“ele nunca faria isso”, “você é louca” – 1045

1045 – Não sei como começar, talvez dizendo que não foi culpa minha e tentando me convencer disso. Mas, por muito tempo eu achei que pelo menos um dos casos que vou contar foi sim minha culpa, mas, vamos com calma.

Me perdoem, mas, são vários abusos, então o relado vai ficar grande.

Eu sou filha de uma ex garota de programa e me entregou a uma familia para que me cuidassem até poder me criar. Depois de algum tempo minha avó decidiu que isso era errado e lutou na justiça pela minha guarda. Ela conseguiu. Fui então morar com ela. Aos 3 anos ela se casou novamente e fomos, eu, minha avó, seu marido e uma das minhas tias, a caçula.

Os primeiros abusos aconteceram assim que mudamos, e eu não me recordo muito bem. Lembro de acordar com ele passando as mãos em mim, colocando o dedo em mim, me mordendo, e mexendo nos meus seios, me abusando.
Eu não sabia que era errado, mas não gostava, era estranho e dolorido, mas era a forma de ter atenção dele, que sempre era tão maldoso comigo e me batia.
Cresci, nesse lar abusivo, mas aos 8/10 anos ele parou com esses abusos, depois que contei que ele ficava me vendo trocar de roupa e tomar banho. Minha avó foi omissa, disse que era coisa da minha cabeça, mas,ele nunca mais repetiu.

Recebi diagnóstico de esquizofrenia ainda cedo, com 12 anos.

Aos 14 percebi que gostava de meninas, que era homossexual, e não me aceitei. Aos 16, fui á um acampamento da igreja e lá encontrei uma orientadora, que lidava com assuntos sexuais, me abri com ela, e no dia seguinte ao término, fui á sua casa para conversar.  Nesse dia, conversamos muito, e decidi que seria hétero a todo custo. Que deus ia se orgulhar de mim, que eu seria uma boa menina. Que faria conforme a igreja ensina.

Durante alguns meses eu fui lá, fiz amizade com a filha e o filho, e era simpática quando via o marido. Não imaginava que ele me abusaria na primeira noite que dormi lá. Era cedo, um domingo perto das 6 da manhã, eu havia acordado bem cedo e estava na sala escrevendo quando ele se aproximou e sentou no mesmo sofá que eu, depois disso, a memória vai indo embora e lembro menos á cada ano. Ele colocou um filme para eu assistir e ali me forçou a chupá-lo, introduziu dedos em mim, e ficou chupando meus seios. Eu não lembro como terminou essa situação, mas, ele não conseguiu me penetrar.

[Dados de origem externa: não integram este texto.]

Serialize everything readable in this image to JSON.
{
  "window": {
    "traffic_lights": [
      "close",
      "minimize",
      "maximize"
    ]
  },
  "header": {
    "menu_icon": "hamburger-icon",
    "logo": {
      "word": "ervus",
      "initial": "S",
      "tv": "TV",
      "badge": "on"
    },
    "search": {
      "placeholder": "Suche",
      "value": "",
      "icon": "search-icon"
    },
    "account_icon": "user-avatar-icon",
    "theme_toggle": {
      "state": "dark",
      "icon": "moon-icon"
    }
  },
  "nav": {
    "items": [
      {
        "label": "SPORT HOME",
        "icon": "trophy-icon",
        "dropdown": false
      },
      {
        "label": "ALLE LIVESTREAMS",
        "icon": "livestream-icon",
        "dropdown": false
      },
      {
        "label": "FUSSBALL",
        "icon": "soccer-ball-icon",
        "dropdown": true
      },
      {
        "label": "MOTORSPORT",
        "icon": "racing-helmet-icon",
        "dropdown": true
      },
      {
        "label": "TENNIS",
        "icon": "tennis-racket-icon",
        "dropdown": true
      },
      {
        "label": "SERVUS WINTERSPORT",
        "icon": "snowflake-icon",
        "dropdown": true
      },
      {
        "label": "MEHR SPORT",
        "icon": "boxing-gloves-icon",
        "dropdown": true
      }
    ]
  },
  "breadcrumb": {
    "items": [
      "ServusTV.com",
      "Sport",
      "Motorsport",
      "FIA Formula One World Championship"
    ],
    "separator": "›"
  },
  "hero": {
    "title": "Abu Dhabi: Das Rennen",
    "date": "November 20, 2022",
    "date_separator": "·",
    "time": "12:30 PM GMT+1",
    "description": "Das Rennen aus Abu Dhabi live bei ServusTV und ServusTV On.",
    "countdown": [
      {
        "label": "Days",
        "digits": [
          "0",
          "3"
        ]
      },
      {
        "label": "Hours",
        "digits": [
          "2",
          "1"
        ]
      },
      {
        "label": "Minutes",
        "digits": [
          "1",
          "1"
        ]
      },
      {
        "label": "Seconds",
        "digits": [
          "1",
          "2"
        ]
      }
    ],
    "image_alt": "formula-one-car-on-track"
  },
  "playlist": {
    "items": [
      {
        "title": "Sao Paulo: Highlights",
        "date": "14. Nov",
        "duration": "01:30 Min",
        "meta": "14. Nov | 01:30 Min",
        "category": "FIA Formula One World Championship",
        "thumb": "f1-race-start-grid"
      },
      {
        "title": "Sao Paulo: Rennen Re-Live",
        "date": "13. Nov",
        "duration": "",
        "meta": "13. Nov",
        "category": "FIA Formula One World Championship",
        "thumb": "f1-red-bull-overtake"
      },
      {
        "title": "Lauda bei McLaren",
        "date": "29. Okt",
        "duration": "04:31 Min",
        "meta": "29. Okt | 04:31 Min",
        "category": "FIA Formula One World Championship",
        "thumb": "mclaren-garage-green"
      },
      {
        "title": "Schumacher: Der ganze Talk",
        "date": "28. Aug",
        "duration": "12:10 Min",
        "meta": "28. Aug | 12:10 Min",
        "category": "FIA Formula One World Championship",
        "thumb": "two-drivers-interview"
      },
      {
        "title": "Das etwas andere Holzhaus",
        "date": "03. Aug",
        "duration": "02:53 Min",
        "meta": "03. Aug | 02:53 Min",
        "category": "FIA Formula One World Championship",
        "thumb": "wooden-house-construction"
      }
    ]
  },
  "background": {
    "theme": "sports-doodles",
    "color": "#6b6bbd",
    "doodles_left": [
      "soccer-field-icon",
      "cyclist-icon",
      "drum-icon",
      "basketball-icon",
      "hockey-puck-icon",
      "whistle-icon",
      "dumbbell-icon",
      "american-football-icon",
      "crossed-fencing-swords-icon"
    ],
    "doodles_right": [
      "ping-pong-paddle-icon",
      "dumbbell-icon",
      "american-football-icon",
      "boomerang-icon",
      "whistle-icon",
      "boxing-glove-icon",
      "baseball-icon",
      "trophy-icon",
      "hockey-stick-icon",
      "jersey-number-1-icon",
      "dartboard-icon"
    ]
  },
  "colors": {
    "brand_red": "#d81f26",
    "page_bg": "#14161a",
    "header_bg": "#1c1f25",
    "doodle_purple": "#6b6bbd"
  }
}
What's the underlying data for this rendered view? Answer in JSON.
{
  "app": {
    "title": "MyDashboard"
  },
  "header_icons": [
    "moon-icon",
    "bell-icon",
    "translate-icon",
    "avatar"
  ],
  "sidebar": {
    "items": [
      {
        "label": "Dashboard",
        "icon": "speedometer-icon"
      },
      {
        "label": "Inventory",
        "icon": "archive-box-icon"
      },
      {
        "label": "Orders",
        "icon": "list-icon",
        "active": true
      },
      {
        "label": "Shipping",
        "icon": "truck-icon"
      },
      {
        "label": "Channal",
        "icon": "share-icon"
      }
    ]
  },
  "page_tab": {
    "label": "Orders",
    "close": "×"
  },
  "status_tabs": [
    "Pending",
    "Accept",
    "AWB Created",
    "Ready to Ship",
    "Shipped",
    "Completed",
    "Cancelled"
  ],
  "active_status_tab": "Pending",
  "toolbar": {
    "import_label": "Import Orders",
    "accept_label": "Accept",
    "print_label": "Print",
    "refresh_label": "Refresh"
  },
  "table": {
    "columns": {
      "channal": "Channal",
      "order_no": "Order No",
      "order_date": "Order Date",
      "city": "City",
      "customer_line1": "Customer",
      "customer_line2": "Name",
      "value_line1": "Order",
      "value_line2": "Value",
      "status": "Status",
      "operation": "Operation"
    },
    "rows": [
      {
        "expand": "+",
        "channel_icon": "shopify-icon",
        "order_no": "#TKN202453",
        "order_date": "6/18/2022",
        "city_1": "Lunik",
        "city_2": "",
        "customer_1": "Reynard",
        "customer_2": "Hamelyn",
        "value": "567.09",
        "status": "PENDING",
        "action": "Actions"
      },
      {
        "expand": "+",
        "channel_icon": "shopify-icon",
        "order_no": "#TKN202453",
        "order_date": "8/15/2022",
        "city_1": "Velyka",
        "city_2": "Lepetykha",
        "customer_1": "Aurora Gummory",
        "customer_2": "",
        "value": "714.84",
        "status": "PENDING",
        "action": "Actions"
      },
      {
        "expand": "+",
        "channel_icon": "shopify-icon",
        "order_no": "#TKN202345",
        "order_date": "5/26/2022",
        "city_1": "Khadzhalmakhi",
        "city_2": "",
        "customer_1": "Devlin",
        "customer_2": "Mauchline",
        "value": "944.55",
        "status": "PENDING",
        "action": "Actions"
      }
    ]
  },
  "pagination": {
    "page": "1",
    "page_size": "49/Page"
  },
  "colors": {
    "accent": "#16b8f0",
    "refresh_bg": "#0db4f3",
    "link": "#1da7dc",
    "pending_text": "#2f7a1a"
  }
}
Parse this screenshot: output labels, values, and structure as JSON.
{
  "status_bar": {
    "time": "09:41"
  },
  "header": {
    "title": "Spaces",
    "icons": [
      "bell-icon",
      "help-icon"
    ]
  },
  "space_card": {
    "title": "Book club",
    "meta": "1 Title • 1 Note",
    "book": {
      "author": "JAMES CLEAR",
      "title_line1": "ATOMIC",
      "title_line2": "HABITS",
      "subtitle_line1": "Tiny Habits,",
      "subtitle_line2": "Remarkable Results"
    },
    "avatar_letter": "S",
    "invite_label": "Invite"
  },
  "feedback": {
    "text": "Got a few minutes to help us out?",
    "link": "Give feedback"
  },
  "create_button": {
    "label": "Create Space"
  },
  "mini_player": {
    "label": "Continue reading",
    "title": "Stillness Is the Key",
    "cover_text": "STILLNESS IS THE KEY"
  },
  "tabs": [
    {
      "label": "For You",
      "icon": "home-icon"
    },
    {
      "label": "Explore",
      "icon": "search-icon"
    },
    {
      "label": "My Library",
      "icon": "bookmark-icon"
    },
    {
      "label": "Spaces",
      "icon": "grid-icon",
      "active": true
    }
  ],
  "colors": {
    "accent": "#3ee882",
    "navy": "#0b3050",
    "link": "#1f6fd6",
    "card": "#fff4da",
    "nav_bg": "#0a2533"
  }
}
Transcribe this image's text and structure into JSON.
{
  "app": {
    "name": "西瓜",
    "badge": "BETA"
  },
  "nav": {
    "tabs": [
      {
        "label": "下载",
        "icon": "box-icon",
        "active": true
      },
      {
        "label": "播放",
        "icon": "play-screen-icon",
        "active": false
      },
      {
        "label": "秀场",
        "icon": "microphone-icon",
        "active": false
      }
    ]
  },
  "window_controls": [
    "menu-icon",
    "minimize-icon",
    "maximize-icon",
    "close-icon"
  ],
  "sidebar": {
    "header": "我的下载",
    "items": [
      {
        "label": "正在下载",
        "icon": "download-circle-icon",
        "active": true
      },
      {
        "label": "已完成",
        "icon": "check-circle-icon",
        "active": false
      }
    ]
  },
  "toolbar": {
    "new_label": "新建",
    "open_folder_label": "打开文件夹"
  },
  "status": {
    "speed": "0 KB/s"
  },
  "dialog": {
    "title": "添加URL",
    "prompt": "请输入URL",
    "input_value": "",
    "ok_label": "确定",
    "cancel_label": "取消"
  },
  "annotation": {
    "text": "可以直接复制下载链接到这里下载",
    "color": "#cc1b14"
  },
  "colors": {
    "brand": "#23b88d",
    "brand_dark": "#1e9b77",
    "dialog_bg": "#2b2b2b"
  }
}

Eu contei, tive medo, pois, fui ameaçada, chorei muito, mas não acreditaram em mim. “ele nunca faria isso”, “você é louca”, ” isso é um surto da esquizofrenia”. Ele fugiu para o nordeste e eu fiquei com os pesadelos, medos, e problemas de saúde que adquiri nesse dia.
Eu nunca mais fui á igreja, não saia mais de casa, emagreci muito, não saia do hospital, virei um fantasma, uma morta viva. Mas, para a família, estava tudo bem. Adquiri anorexia, bulimia, me auto mutilava, uma vez o desespero era tanto que comecei a raspar o cabelo sozinha, e fui parada por uma prima que me ouvir chorando e o barulho da maquina.

Aos 20 anos eu voltei á igreja e conheci um cantor que também era caseiro de lá, nos tornamos amigos e aos poucos, fomos conversando sobre tudo, incluindo sexo.
Até que teve um culto que ficamos o tempo todo fora da igreja conversando e decidimos passear no dia seguinte. Fomos no shopping de outra cidade e ficamos conversando. O clima esquentou, e decidimos, juntos, ir para um motel. Eu estava sem documentos, então eu disse para irmos embora.
No meio do caminho, ele saiu da estrada, parou num matagal e perguntou se eu queria perder a virgindade ali, eu disse que não sabia, ele foi me envolvendo, nos beijamos, começou a me excitar com as mãos e eu fui aceitando, mas, antes mesmo de ficar nua, eu soltei dele e subi na moto, disse que queria ir embora, que não queria, que não estava preparada.
Ele não me ouviu, me puxou da moto e me estuprou ali mesmo. Sem detalhes, apenas foi cruel e me fez ver que existem monstros que se fazem de cordeiros para dar o bote.

Só conto isso para de alguma forma ver se hoje , depois de 7 anos do abuso e 2 anos do estupro, a dor diminua.